As investigações administrativas e policiais continuarão pelos ministérios e pela polícia. Caso comprovada a prática ilícita de combinação de preços, os empresários podem responder criminal e administrativamente. As penalidades para o caso de formação de quadrilha é detenção, de 3 a 5 anos, além de multa de até 30% do faturamento do ano anterior ao da infração cometida para as distribuidoras. ;Os representantes que são pessoas físicas também podem ser multados em até 10% em cima do valor da sanção das distribuidoras;, explica o chefe de gabinete da SDE, Diego Faleck. O promotor de Justiça Alexandre Sales acredita que a população deva sentir os reflexos de uma redução imediata nos preços dos botijões de gás. ;A ação contundente pode possibilitar uma baixa nos valores. Ainda estamos em fase de investigação e pretendemos usar os dados para estabelecer mais segurança;, explicou.
Desarticulação
A reportagem tentou falar com José Carlos Lelis dos Santos ao longo de todo o dia, mas o celular dele permaneceu desligado. O telefone da sede do Sindivargas, que fica no Setor de Indústria e Abastecimento (SIA), está desativado. O único representante da entidade localizado pelo Correio foi Lineu Garcia, que presidiu o sindicato há dois anos.

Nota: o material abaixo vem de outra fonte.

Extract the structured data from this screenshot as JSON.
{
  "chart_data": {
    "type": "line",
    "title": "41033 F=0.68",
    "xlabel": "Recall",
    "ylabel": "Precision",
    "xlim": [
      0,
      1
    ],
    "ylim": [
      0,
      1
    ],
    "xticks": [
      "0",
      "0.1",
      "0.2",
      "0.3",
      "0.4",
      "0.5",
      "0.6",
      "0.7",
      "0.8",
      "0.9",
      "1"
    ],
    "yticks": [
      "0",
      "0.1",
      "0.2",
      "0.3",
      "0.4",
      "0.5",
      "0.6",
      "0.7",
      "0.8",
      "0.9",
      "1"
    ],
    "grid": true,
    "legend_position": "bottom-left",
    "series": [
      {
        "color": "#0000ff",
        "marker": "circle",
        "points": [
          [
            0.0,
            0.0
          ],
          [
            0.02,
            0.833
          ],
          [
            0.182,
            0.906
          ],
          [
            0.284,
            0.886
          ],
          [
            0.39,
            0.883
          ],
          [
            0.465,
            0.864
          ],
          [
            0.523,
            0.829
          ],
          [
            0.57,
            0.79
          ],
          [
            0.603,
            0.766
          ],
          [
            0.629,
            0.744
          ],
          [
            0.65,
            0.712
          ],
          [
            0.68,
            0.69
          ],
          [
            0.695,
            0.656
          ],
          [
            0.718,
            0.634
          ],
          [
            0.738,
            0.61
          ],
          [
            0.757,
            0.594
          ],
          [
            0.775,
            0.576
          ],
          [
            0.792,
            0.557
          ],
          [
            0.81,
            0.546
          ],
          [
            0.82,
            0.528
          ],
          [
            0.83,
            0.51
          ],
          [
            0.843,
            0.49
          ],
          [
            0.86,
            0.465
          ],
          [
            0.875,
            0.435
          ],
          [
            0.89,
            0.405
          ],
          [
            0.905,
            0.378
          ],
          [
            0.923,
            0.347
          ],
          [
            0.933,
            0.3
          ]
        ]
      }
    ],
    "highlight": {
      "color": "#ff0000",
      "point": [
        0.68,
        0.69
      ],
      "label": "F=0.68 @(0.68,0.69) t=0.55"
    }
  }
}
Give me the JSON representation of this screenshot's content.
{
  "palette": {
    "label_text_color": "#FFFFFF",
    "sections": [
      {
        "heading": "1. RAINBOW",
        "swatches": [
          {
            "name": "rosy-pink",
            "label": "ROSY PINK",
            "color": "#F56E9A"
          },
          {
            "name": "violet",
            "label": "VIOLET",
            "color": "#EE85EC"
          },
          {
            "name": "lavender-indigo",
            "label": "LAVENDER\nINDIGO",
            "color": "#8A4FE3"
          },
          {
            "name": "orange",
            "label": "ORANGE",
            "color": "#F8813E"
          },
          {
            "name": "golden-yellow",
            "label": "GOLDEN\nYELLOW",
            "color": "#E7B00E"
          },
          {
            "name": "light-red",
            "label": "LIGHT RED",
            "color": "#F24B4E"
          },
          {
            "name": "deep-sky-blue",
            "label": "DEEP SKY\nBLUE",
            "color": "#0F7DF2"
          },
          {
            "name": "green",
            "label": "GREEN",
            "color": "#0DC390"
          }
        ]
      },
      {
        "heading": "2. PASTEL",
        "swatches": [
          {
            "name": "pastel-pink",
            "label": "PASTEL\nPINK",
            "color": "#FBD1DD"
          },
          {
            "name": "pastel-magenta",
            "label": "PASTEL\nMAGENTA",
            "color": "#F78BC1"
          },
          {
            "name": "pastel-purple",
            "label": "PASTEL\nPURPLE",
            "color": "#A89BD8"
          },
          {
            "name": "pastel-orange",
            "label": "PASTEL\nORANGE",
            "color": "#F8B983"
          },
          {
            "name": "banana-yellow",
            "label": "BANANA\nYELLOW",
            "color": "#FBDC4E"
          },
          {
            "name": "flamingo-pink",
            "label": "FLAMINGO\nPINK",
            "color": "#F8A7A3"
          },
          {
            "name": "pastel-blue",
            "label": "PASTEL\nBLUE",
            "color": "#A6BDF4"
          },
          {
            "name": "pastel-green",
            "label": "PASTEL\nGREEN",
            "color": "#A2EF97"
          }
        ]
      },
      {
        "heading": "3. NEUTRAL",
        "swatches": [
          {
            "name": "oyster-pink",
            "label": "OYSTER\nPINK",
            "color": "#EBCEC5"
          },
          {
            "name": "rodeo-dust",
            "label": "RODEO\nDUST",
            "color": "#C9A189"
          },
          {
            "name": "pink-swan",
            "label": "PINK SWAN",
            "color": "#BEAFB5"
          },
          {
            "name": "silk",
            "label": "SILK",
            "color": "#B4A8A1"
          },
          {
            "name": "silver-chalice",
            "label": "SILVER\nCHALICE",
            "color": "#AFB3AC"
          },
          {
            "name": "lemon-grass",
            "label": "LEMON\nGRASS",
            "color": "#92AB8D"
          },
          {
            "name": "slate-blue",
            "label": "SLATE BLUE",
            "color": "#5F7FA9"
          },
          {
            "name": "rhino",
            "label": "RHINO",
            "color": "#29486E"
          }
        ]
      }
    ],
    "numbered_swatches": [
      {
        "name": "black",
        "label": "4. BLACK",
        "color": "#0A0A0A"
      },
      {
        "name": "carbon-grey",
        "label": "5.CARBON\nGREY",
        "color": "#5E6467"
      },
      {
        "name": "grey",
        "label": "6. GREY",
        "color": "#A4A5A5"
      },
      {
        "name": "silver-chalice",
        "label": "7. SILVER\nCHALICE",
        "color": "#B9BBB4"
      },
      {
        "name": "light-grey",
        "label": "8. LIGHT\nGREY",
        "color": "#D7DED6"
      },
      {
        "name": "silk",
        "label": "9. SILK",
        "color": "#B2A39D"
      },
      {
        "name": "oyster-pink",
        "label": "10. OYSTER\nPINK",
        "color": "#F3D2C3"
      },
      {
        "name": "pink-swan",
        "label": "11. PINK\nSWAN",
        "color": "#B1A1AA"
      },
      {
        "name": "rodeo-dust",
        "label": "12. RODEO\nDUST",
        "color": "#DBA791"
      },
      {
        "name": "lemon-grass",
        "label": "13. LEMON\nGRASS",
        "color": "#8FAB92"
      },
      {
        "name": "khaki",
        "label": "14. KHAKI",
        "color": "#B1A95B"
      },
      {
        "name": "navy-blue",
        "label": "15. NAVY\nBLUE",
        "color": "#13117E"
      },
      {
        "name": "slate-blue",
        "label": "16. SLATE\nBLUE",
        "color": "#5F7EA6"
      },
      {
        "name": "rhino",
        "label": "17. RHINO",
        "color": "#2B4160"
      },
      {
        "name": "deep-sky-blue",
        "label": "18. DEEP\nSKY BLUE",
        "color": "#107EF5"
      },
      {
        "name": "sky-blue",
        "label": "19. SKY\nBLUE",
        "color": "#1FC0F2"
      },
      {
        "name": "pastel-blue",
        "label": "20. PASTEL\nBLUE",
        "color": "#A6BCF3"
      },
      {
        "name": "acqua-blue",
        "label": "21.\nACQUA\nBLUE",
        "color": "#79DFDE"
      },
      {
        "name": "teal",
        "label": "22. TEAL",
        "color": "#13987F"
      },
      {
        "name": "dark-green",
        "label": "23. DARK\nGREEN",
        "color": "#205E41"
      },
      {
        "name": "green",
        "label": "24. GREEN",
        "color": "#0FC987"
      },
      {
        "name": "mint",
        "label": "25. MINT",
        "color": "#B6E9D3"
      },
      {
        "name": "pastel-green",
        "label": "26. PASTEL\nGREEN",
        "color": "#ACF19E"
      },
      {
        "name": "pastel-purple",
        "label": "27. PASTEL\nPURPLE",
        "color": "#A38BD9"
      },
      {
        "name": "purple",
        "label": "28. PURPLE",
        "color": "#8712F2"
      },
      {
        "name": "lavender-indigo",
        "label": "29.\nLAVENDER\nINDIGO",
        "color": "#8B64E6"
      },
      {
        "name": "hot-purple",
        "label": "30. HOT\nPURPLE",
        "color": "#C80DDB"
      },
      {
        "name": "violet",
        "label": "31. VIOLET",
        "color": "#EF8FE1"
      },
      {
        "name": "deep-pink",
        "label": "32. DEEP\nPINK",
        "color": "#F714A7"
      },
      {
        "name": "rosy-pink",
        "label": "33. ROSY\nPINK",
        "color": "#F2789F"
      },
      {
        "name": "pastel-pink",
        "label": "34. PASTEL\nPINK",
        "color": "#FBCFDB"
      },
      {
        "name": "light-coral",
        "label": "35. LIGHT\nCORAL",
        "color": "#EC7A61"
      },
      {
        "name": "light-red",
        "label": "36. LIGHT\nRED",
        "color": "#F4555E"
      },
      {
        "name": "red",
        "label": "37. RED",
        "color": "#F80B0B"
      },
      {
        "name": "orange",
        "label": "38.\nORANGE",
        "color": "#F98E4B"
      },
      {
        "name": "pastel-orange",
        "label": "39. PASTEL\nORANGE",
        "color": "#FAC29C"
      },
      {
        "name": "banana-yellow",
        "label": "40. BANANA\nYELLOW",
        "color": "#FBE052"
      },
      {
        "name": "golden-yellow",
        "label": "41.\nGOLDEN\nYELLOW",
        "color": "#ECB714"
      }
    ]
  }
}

Garcia disse que o Sindicato dos Revendedores de Gás está desarticulado e que a sede está fechada há cerca de seis meses. O motivo, segundo ele, foi uma disputa interna de poder. ;Eu estou afastado e soube pela imprensa que o José Carlos havia sido detido. Não sei se (o sindicato) compactuou ou não com cartel. Como pode ter compactuado se estava inativo?;, disse.
Procuradas, duas das três distribuidoras de gás investigadas pela Operação Júpiter se pronunciaram por meio de notas. A Liquigás, que pertence à Petrobras Distribuidora e tem sede em São Paulo, afirmou, por meio de sua assessoria de comunicação, que ;irá acompanhar o andamento das investigações e prestará toda a colaboração necessária ao esclarecimento do caso;. A SHV Gás, que tem sede no Rio de Janeiro e engloba as empresas Minasgás e Supergasbrás, disse que ;também está empenhada em obter mais informações sobre a motivação que originou a ação em sua base de engarrafamento em Brasília;. A Nacional Gás Butano, cuja matriz fica em Fortaleza (CE), declarou, por meio de sua assessoria de comunicação, que não iria se pronunciar sobre a Operação Júpiter.
1 - Forte aparato
A Operação Júpiter começou às 5h e terminou às 10h. A ação contou com a participação de 211 policiais civis, entre delegados e agentes, 58 viaturas, e um helicóptero da divisão de Operações Aéreas (DOA). Uma arma de fogo foi recolhida e uma pessoa detida por porte ilegal.